The Sunshine State has officially vaccinated 7,103,884 individuals, according to the latest dataset released Saturday by the Florida Department of Health.
The state technically crossed the milestone Thursday, but because of a reporting lag, the numbers were only reflected in the most recent report. Although the state originally reported 131,879 individuals vaccinated on Thursday, the latest data reported the vaccination of 233,455 individuals.
On Friday, the state administered 125,247 vaccinations.
So far, 4,320,977 people have been fully vaccinated, including 431,183 who have received the one-and-done Johnson & Johnson vaccine. The remaining 2,782,907 individuals are awaiting a second vaccine to complete the Pfizer or Moderna two-shot series.
Despite having vaccinated about 33% of the state’s population, Florida is still seeing high daily caseloads.
On Friday, the state confirmed 6,817 new cases of COVID-19, as well as 50 new deaths and 188 additional hospitalizations.
Since the start of the pandemic, Florida has reported 2,118,713 cases of COVID-19, along with 34,676 resulting deaths, made up of 34,014 residents and 662 non-residents.
Florida on Friday processed results for 117,620 COVID-19 tests.

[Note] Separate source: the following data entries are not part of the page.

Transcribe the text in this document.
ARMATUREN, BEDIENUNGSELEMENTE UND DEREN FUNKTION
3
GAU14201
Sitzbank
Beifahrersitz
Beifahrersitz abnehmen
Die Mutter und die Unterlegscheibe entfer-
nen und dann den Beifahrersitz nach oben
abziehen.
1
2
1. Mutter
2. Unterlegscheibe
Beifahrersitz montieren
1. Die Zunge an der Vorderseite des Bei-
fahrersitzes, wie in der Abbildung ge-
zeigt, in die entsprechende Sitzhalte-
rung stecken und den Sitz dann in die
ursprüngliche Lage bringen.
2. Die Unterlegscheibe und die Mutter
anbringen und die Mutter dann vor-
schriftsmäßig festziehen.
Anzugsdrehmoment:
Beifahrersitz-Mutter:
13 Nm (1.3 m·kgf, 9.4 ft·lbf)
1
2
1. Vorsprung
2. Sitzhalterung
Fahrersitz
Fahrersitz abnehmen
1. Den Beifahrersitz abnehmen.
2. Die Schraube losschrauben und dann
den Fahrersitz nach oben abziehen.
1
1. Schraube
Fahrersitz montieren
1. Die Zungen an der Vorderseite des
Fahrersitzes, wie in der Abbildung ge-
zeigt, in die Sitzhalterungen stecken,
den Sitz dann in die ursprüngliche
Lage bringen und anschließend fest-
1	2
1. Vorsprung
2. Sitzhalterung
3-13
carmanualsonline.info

Of those tests, 10,043 came back positive, or 8.54%.
Health officials generally consider the spread of the disease under control so long as positivity rates remain below 10%. The threshold has been exceeded twice in the past two weeks, both on Sundays when a relatively low number of tests were processed.
Florida also leads the country in the number of variants reported.

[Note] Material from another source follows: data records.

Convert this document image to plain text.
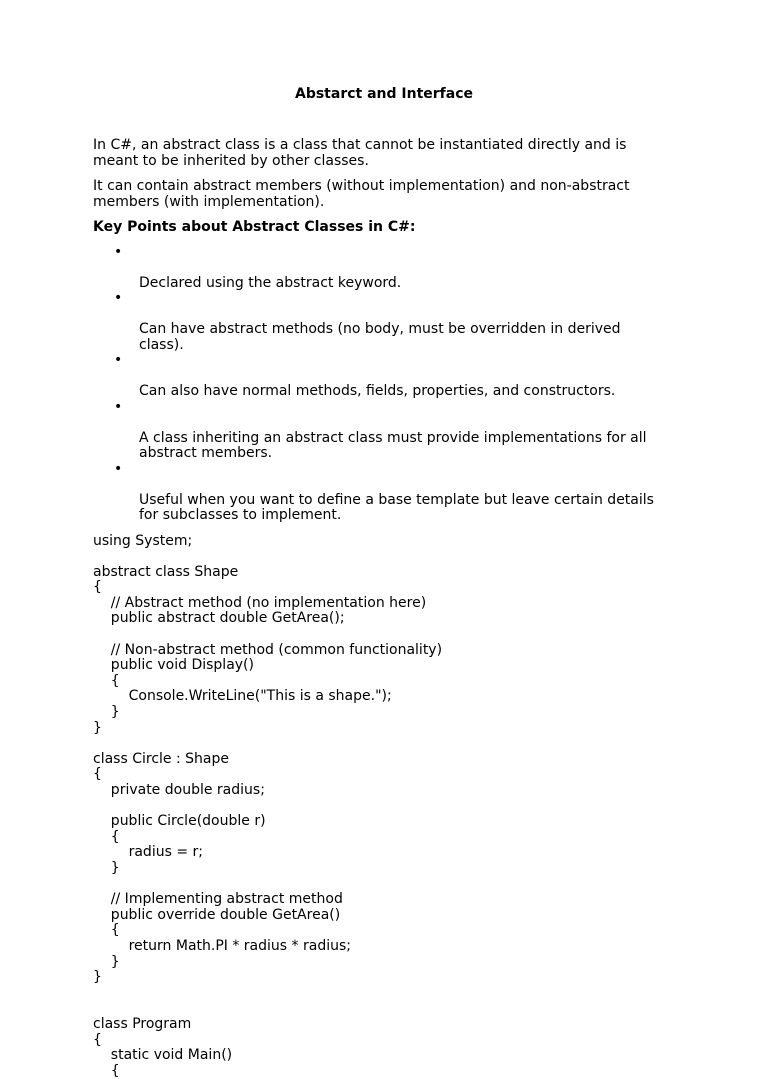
Abstarct and Interface

In C#, an abstract class is a class that cannot be instantiated directly and is
meant to be inherited by other classes.

It can contain abstract members (without implementation) and non-abstract
members (with implementation).

Key Points about Abstract Classes in C#:

•

Declared using the abstract keyword.

•

Can have abstract methods (no body, must be overridden in derived
class).

•

Can also have normal methods, fields, properties, and constructors.

•

A class inheriting an abstract class must provide implementations for all
abstract members.

•

Useful when you want to define a base template but leave certain details
for subclasses to implement.

using System;

abstract class Shape
{
// Abstract method (no implementation here)
public abstract double GetArea();

// Non-abstract method (common functionality)
public void Display()
{
Console.WriteLine("This is a shape.");
}
}

class Circle : Shape
{
private double radius;

public Circle(double r)
{
radius = r;
}

// Implementing abstract method
public override double GetArea()
{
return Math.PI * radius * radius;
}
}

class Program
{
static void Main()
{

As of Thursday evening, Florida has 3,494 cases of the B.1.1.7 strain, 87 cases of the P.1 mutation and 25 instances of the B.1.351 variant, according to the Centers for Disease Control variant dashboard.
Editor’s note on methodology: The Florida Department of Health releases new data every morning around 10:45 a.m. The total number reported in those daily reports include the previous day’s totals as well as the most up to date data as of about 9:30 a.m.
Florida Politics uses the report-over-report increase to document the number of new cases each day because it represents the most up-to-date data available. Some of the more specific data, including positivity rates and demographics, considers a different data set that includes only cases reported the previous day.
This is important to note because the DOH report lists different daily totals than our methodology to show day-over-day trends. Their numbers do not include nonresidents who tested positive in the state and they only include single-day data, therefore some data in the DOH report may appear lower than what we report.